D_output_real, D_logits_real = discriminator (real_images)

D_output_fake, D_logits_fake = discriminator (G, reuse = True )

# loss function definition

def loss_func (logits_in, labels_in):

  return tf.reduce_mean (tf.nn.sigmoid_cross_entropy_with_logits (

logits = logits_in, labels = labels_in))


# Anti-aliasing for generalization

D_real_loss = loss_func (D_logits_real, tf.ones_like (D_logits_real) * 0.9 )

D_fake_loss = loss_func (D_logits_fake, tf.zeros_like (D_logits_real))

D_loss = D_real_loss + D_fake_loss


G_loss = loss_func (D_logits_fake, tf.ones_like (D_logits_fake))

# determining learning rate, batch size,
# number of epochs and using the optimizer Adam

lr = 0.001 # learning rate

# Do this when multiple networks
# interact with each other friend

# returns all created variables (two
# scope variables) and makes the learner true

tvars = tf.trainable_variables () 

d_vars = [var for var in tvars if ` dis` in]

g_vars = [var for var in tvars if `gen` in]


D_trainer = tf.train.AdamOptimizer (lr) .minimize (D_loss, var_list = d_vars)

G_trainer = tf.train.AdamOptimizer (lr) .minimize (G_loss, var_list = g_vars)


batch_size = 100 # batch size

epochs = 500 # number of epochs. The higher the better the result

init = tf.global_variables_initializer ()

# create a session to train networks

samples = [] # generator examples

with tf.Session () as sess: (init)

for epoch in range (epochs):

  num_batches = mnist.train. num_examples / / batch_size


for i in range (num_batches):

batch = mnist.train.next_batch (batch_size)
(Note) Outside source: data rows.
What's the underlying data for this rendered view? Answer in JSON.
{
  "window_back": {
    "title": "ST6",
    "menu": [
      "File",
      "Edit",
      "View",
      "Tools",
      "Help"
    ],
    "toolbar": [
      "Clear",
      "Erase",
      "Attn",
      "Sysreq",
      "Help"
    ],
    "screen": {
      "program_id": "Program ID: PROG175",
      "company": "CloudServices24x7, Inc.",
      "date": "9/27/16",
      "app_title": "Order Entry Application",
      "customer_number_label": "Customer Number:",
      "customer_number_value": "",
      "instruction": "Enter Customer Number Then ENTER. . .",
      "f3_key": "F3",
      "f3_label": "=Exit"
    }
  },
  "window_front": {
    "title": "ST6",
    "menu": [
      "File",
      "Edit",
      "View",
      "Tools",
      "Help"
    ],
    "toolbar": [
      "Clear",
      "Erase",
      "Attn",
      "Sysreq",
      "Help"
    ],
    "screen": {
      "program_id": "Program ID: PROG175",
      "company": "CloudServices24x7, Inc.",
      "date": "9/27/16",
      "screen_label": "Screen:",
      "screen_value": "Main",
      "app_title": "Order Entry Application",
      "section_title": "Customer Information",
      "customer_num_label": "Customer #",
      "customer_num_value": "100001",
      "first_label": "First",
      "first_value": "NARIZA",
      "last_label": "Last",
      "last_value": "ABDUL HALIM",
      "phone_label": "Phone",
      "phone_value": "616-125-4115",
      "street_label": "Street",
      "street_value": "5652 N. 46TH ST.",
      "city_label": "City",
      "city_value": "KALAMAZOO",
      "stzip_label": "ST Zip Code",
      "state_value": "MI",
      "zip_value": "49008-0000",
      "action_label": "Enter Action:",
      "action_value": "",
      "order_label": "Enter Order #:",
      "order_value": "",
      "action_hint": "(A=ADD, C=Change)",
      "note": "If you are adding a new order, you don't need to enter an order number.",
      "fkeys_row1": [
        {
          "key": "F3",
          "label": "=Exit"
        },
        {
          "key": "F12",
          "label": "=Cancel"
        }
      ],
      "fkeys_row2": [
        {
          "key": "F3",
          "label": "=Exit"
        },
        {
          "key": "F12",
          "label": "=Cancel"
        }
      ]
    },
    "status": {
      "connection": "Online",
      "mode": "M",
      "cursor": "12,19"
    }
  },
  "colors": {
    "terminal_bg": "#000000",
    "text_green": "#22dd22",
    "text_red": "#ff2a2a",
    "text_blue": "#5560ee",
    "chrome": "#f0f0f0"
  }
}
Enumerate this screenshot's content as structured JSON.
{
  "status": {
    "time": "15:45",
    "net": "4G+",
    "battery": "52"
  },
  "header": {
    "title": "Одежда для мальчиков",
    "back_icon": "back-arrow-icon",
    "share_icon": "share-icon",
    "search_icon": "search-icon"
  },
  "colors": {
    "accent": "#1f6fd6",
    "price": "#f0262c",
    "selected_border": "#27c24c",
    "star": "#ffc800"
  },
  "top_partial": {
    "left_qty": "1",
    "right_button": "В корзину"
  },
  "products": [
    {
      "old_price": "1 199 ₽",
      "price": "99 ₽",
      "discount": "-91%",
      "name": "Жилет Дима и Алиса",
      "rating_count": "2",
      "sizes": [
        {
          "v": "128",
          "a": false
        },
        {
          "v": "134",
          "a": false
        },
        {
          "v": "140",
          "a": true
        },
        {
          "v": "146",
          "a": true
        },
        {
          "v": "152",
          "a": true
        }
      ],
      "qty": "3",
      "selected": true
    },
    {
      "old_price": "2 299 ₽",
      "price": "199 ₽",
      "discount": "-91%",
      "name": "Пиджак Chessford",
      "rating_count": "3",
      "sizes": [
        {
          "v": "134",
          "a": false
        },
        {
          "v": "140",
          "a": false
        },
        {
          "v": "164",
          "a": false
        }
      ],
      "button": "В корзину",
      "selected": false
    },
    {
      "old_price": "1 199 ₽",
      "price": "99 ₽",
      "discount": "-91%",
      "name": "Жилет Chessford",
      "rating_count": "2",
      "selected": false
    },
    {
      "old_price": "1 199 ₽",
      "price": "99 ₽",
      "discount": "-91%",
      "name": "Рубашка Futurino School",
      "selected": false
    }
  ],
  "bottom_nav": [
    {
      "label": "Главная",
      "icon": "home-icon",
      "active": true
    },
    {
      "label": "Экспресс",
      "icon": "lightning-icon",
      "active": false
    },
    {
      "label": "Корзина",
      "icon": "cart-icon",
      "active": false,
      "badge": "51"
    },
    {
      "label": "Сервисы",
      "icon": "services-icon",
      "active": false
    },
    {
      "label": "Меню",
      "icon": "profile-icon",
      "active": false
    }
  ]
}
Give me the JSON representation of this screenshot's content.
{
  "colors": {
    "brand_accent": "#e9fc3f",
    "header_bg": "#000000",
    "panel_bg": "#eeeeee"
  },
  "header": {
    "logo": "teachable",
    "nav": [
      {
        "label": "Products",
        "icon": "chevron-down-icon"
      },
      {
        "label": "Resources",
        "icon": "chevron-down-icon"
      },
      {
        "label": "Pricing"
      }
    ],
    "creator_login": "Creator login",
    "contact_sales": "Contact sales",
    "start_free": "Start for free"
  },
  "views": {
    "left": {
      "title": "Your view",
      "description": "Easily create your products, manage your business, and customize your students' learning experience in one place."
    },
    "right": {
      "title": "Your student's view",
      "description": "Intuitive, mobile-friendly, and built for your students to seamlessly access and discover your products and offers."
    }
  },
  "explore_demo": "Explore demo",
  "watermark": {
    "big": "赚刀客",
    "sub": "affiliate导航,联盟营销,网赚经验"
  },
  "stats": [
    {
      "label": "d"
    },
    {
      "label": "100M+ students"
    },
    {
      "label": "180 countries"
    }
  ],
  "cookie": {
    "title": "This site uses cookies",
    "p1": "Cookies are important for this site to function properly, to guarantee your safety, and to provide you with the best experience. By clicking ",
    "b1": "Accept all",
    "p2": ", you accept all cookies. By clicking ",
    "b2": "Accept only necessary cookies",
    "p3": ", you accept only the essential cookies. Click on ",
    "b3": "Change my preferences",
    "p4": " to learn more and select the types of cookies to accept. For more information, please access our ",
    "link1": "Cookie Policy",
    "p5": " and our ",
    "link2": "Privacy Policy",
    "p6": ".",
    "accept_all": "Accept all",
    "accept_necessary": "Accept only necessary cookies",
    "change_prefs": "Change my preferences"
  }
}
batch_images = batch [ 0 ] .reshape ((batch_size, 784 ))

batch_images = batch_images * 2 - 1

batch_z = np.random.uniform ( - 1 , 1 , size = (batch_size, 100 ))

  _ = (D_trainer, feed_dict = {real_images: batch_images, z: batch_z})

_ = (G_trainer, feed_dict = {z: batch_z})


print ( "on epoch {} " . format (epoch))


sample_z = np.random.uniform ( - 1 , 1 , size = ( 1 , 100 ))

gen_sample = (generator (z, reuse = True ) ,

feed_dict = {z: sample_z})


samples.append (gen_sample)

# result after epoch 0

plt.imshow (samples [ 0 ]. reshape ( 28 , 28 ))

# result after epoch 499

plt.imshow (samples [ 49 ]. reshape ( 28 , 28 ))


 on epoch0 on epoch1 ... ... ... on epoch498 on epoch499 

Result after epoch 0:

Resulr after the 499th era:

So, from the above example, we can see that in the first image after the 0th epoch, pixels are scattered all over the place, and we couldn`t do anything from find out this.
But from the second image, we could see that the pixels are organized more systematically, and we could figure out that this is the number "7" that the code picked at random and the network was trying to clone it. In our example, we took 500 for the number of epochs. But you can increase this number to improve your score.